"

Présentation des autrices et des auteurs

Warayanssa Mawoune est maîtresse de conférences et enseignante-chercheure en sciences du langage à la Faculté des arts, lettres et sciences humaines (FALSH) de l’Université de Maroua, puis de Garoua depuis 2023. Coordonnatrice nationale du Réseau des auteurs et conteurs par la tradition orale (RACTO) du CELHTO (Centre d’études linguistiques et historiques par la tradition orale) de l’Union africaine, son champ heuristique et ses recherches portent entre autres sur l’analyse du discours social, sur les stéréotypes et représentations sociales des femmes à travers le discours littéraire et les doxas locales. Elle s’intéresse également au discours numérique, aux réseaux sociaux et aux modes d’expression et d’énonciation des violences verbales qui s’y déploient. Warayanssa Mawoune est lauréate de la deuxième édition du programme AUF pour chercheurs francophones du Sud sur le thème : « L’égalité Femme-Homme ». Elle est membre du CODESRIA (Conseil pour le développement de la recherche en sciences sociales en Afrique) depuis 2023 et membre associée du Laboratoire Langues, Dynamiques et Usages (LADYRUS- Université de Ngaoundéré) et du Centre d’Études et de Recherche en Paix, Sécurité et Intégration (Université de Maroua, Cameroun).

Docteure Babette Koultchoumi est enseignante à la Faculté des arts, lettres et sciences humaines (FALSH) de l’Université de Maroua, au Cameroun. Anthropologue de formation, spécialisée en anthropologie visuelle, elle développe une approche transversale et phénoménologique qu’elle mobilise dans l’analyse des dynamiques de genre en contextes de crises combinatoires. En s’écartant des lectures strictement victimaires, ses travaux mettent en lumière les transformations sociales induites par les conflits. Cette posture analytique nourrit ses collaborations avec des acteur·trice·s du développement plaçant la sécurité humaine au cœur de leurs interventions. Ses recherches contribuent ainsi à la diffusion d’une anthropologie du risque et de la résilience dans l’espace sahélien.

***

Safiatou Saïdou est titulaire d’un doctorat en sociologie obtenu en 2022 à l’Université de Maroua. Elle est actuellement enseignante-chercheure au Département des sciences de l’orientation de l’Université de Garoua. Ses travaux de recherche s’inscrivent dans les champs du genre, de l’éducation, du  foncier rural, de la gestion des conflits agropastoraux. Elle s’intéresse également à l’accompagnement du développement rural ainsi qu’au renforcement de la résilience des populations vulnérables et des personnes en situation de handicap. Son parcours scientifique et professionnel l’a conduite à collaborer avec plusieurs organisations internationales, notamment le PNUD, l’UNICEF, l’OIM, l’AFD et la GIZ, dans le cadre de projets portant sur l’animation rurale, le renforcement des capacités des acteur·trice·s sociaux, le diagnostic participatif et la planification des interventions de développement.

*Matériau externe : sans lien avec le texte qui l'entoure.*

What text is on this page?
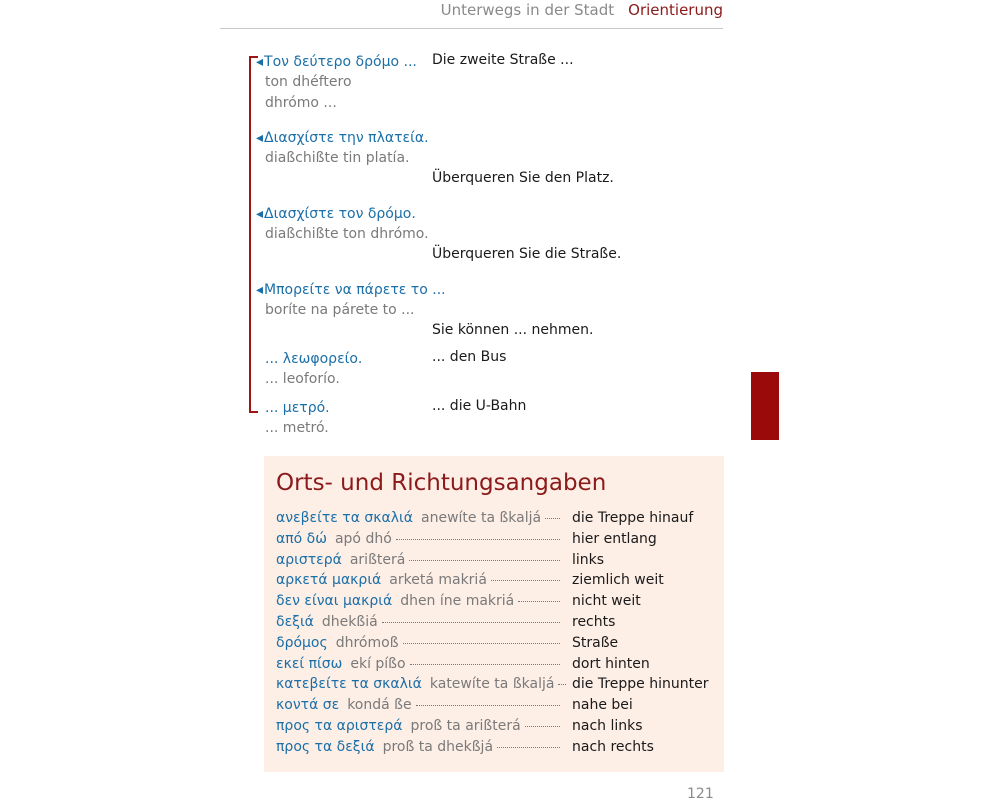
Unterwegs in der Stadt Orientierung
◂Τον δεύτερο δρόμο ...	Die zweite Straße ...
ton dhéftero
dhrómo ...
◂Διασχίστε την πλατεία.
diaßchißte tin platía.
Überqueren Sie den Platz.
◂Διασχίστε τον δρόμο.
diaßchißte ton dhrómo.
Überqueren Sie die Straße.
◂Μπορείτε να πάρετε το ...
boríte na párete to ...
Sie können ... nehmen.
... λεωφορείο.	... den Bus
... leoforío.
... μετρό.	... die U-Bahn
... metró.
Orts- und Richtungsangaben
ανεβείτε τα σκαλιά anewíte ta ßkaljá die Treppe hinauf
από δώ apó dhó	hier entlang
αριστερά arißterá	links
αρκετά μακριά arketá makriá	ziemlich weit
δεν είναι μακριά dhen íne makriá	nicht weit
δεξιά dhekßiá	rechts
δρόμος dhrómoß	Straße
εκεί πίσω ekí píßo	dort hinten
κατεβείτε τα σκαλιά katewíte ta ßkaljá die Treppe hinunter
κοντά σε kondá ße	nahe bei
προς τα αριστερά proß ta arißterá	nach links
προς τα δεξιά proß ta dhekßjá	nach rechts
121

Juvintus Guimaye est enseignante-chercheure au Département des arts du spectacle et des beaux-arts à la Faculté des arts, lettres et sciences humaines de l’Université de Maroua et membre du LAVC (Laboratoire d’anthropologie visuelle et de cinéma) dans la même université. Elle est aussi, depuis 2023, conservatrice au Conservatoire des Arts et de l’innovation de l’Institut des beaux-arts et de l’innovation (IBAI) de l’Université de Garoua. Juvintus Guimaye est par ailleurs ingénieure de conception en métiers de scène, doctorante en anthropologie visuelle et réalisatrice de plusieurs films ethnographiques. Elle mène ses travaux de recherche sur l’anthropologie du peuple mafa, basée sur les dynamiques socioculturelles, les conflits intercommunautaires et leurs mécanismes de résolution dans le Mayo-Tsanaga à l’Extrême-Nord Cameroun.

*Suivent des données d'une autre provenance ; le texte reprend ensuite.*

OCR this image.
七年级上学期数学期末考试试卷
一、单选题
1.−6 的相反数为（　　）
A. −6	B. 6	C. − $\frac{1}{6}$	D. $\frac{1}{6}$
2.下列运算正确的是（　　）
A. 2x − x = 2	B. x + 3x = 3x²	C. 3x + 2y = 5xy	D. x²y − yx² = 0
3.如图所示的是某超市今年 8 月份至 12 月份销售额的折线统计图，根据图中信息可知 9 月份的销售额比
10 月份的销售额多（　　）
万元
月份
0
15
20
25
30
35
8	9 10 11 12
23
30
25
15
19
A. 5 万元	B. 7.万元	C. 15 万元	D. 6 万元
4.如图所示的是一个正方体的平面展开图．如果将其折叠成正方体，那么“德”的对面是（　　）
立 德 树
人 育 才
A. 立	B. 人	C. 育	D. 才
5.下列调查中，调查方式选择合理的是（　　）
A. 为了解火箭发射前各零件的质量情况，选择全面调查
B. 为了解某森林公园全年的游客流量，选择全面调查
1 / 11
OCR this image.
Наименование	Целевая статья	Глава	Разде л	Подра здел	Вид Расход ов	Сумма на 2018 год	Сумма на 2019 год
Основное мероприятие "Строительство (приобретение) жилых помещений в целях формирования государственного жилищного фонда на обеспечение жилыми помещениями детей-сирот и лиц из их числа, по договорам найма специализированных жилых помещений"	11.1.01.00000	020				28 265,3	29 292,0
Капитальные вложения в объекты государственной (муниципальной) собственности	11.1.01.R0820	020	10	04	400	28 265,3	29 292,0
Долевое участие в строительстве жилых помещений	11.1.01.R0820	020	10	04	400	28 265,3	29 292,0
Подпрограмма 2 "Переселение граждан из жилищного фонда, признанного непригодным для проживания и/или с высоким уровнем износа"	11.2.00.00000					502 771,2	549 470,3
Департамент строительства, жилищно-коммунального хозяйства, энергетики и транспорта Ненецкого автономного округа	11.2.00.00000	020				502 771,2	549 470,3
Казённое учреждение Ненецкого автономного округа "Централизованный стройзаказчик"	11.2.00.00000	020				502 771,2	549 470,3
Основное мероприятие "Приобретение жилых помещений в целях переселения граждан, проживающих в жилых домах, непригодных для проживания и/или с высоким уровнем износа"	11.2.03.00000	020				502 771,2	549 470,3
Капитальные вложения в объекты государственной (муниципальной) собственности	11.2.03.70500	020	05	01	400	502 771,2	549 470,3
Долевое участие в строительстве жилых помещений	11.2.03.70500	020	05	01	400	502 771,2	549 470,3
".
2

Herman Dourga Djakdjing est docteur en littérature francophone. Il s’intéresse aux questions d’interculturalité, de transculturalité, d’identité, d’hybridité et d’écologie dans les œuvres d’auteurs et d’autrices francophones. Auteur de plusieurs articles dans son domaine, il a par ailleurs œuvré comme moniteur et enseignant à l’Université de Maroua, au Département de langue et littérature françaises et au Département des sciences du langage et de la communication.

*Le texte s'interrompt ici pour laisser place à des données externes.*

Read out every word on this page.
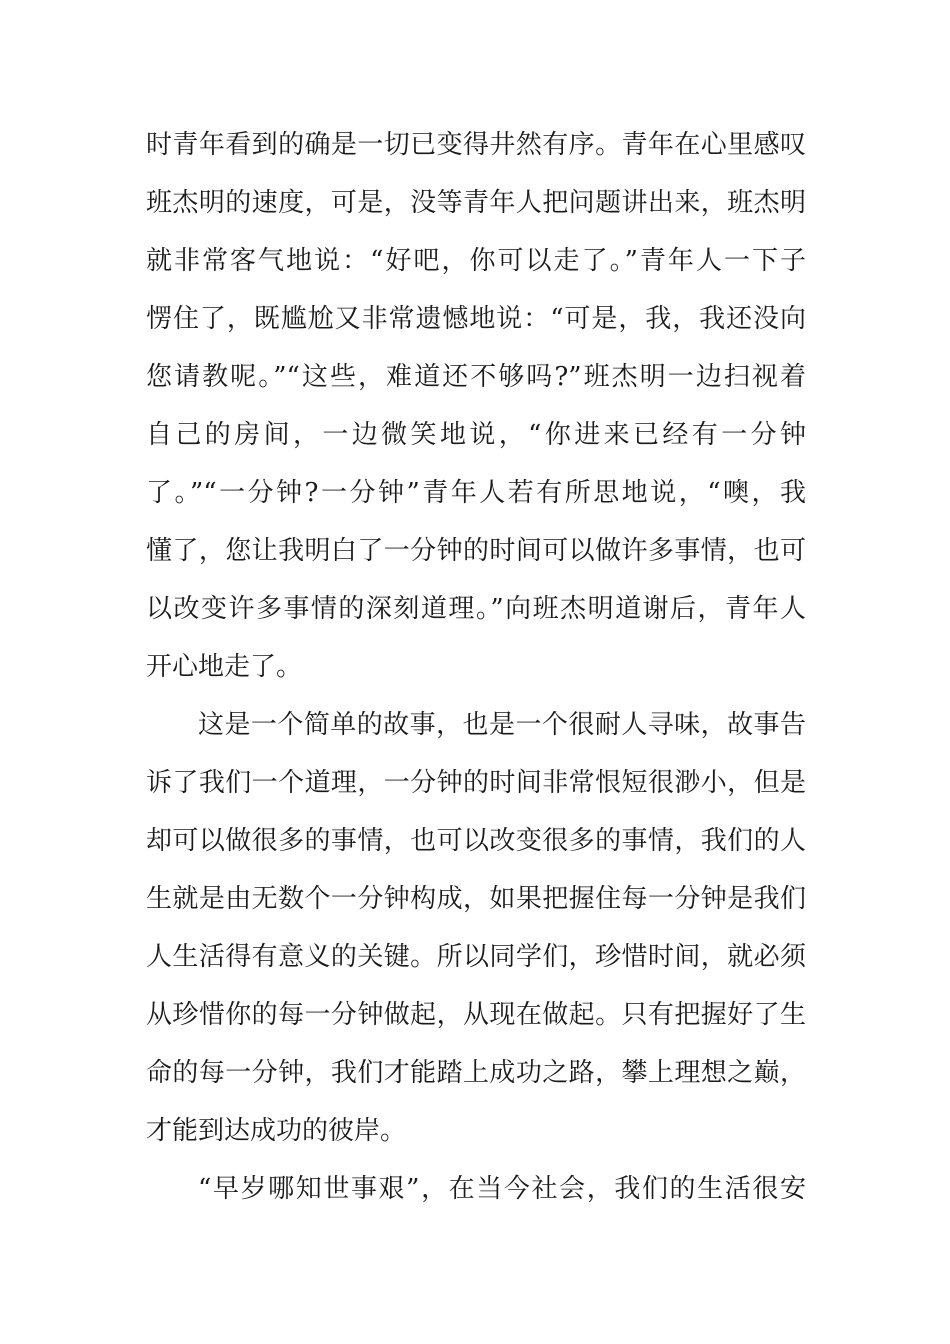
时青年看到的确是一切已变得井然有序。青年在心里感叹
班杰明的速度，可是，没等青年人把问题讲出来，班杰明
就非常客气地说：“好吧，你可以走了。”青年人一下子
愣住了，既尴尬又非常遗憾地说：“可是，我，我还没向
您请教呢。”“这些，难道还不够吗?”班杰明一边扫视着
自己的房间，一边微笑地说，“你进来已经有一分钟
了。”“一分钟?一分钟”青年人若有所思地说，“噢，我
懂了，您让我明白了一分钟的时间可以做许多事情，也可
以改变许多事情的深刻道理。”向班杰明道谢后，青年人
开心地走了。
这是一个简单的故事，也是一个很耐人寻味，故事告
诉了我们一个道理，一分钟的时间非常恨短很渺小，但是
却可以做很多的事情，也可以改变很多的事情，我们的人
生就是由无数个一分钟构成，如果把握住每一分钟是我们
人生活得有意义的关键。所以同学们，珍惜时间，就必须
从珍惜你的每一分钟做起，从现在做起。只有把握好了生
命的每一分钟，我们才能踏上成功之路，攀上理想之巅，
才能到达成功的彼岸。
“早岁哪知世事艰”，在当今社会，我们的生活很安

Nasser Madi est en dernière année de doctorat au Département d’histoire de l’Université de Ngaoundéré. Son domaine de recherche porte principalement sur le sport, les loisirs et le tourisme sportif. Il est par ailleurs titulaire d’un diplôme de conseiller principal de jeunesse et d’animation (DCPJA) obtenu à l’Institut national de la jeunesse et des sports (INJS) de Yaoundé.